Your healthcare provider will likely perform a physical exam and ask about your symptoms. They may order a blood test, which can help detect inflammation of your arteries and check your blood count. Your healthcare provider may also order a muscle biopsy to check for PMR.
How are these conditions treated?
For mild cases of PMR, your healthcare provider may recommend that you take an over‑the-counter nonsteroidal anti-inflammatory drug (NSAID). These medicines include aspirin, ibuprofen (some brand names: Advil, Motrin) and naproxen (one brand name: Aleve).
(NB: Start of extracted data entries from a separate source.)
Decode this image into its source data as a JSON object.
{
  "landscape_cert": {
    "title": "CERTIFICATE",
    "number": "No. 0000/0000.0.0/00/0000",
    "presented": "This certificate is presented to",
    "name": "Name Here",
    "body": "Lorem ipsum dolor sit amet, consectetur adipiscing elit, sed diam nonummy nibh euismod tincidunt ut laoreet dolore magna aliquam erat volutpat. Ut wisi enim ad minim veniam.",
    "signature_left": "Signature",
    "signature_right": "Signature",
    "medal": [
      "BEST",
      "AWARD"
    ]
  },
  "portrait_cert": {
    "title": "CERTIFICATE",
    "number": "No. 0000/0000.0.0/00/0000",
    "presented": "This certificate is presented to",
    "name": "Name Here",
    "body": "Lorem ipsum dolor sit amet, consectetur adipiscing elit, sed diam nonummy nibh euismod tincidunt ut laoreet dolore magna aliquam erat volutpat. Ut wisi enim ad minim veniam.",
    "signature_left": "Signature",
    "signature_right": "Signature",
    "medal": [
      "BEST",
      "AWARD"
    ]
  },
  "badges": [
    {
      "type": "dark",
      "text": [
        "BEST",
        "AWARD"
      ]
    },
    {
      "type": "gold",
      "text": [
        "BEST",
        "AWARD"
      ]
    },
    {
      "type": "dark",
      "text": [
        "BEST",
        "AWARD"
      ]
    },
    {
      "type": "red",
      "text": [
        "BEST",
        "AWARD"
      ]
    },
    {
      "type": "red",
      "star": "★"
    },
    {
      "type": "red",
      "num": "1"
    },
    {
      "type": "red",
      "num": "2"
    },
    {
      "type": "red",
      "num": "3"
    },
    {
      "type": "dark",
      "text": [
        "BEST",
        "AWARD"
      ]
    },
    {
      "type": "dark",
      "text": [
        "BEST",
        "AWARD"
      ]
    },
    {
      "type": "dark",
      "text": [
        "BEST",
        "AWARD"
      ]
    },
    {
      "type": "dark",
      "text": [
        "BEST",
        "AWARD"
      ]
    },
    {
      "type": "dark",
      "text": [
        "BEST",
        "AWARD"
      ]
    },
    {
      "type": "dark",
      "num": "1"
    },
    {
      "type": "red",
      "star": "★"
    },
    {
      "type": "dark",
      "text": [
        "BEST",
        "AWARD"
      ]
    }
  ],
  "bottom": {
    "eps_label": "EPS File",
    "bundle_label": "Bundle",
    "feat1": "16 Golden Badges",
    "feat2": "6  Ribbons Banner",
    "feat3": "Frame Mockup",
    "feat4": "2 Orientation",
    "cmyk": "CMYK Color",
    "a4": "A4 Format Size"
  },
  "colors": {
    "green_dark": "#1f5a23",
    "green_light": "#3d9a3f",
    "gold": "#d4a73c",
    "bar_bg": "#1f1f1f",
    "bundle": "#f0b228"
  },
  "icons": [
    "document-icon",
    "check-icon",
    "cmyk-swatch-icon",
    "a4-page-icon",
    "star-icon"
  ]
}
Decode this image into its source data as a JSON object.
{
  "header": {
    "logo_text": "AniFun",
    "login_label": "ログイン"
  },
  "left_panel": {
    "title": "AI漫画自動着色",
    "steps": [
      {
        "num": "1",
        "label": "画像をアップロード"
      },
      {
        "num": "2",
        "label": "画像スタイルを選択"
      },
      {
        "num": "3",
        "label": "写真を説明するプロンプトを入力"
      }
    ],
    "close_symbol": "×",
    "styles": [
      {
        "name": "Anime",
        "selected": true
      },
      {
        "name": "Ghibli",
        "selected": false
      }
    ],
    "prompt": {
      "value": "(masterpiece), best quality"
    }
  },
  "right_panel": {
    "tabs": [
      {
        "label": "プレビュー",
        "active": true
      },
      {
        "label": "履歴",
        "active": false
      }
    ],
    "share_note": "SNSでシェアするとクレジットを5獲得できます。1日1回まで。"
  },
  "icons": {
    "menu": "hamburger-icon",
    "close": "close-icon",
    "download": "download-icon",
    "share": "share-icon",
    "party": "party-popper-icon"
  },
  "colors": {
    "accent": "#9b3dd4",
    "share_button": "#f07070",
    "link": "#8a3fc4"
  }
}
However, NSAIDs are not effective in the treatment of GCA.
Your healthcare provider may prescribe a corticosteroid to treat the inflammation and pain associated with GCA and more severe cases of PMR. These medicines are taken by mouth (in pill form). Once you start taking a corticosteroid, you should feel better quickly. You may need to take this medicine for up to 2 years. Taking a corticosteroid for a long time can raise your blood pressure and your blood sugar levels, or weaken your bones. Your healthcare provider will need to keep checking you for these side effects during your treatment.
What else can I do to ease the symptoms of these conditions?
Eating a healthy diet and getting enough exercise can help relieve the symptoms of both GCA and PMR.
QUESTIONS TO ASK YOUR HEALTHCARE PROVIDER
- What is the likely cause of my symptoms?
- Do I need any blood tests or biopsies?
- I have giant cell arteritis. Am I more likely to have polymyalgia rheumatica?
- I have polymyalgia rheumatica. Am I more likely to have giant cell arteritis?
- What is the best treatment for me? Do I need medicine?
- What are the risks and benefits of taking a corticosteroid?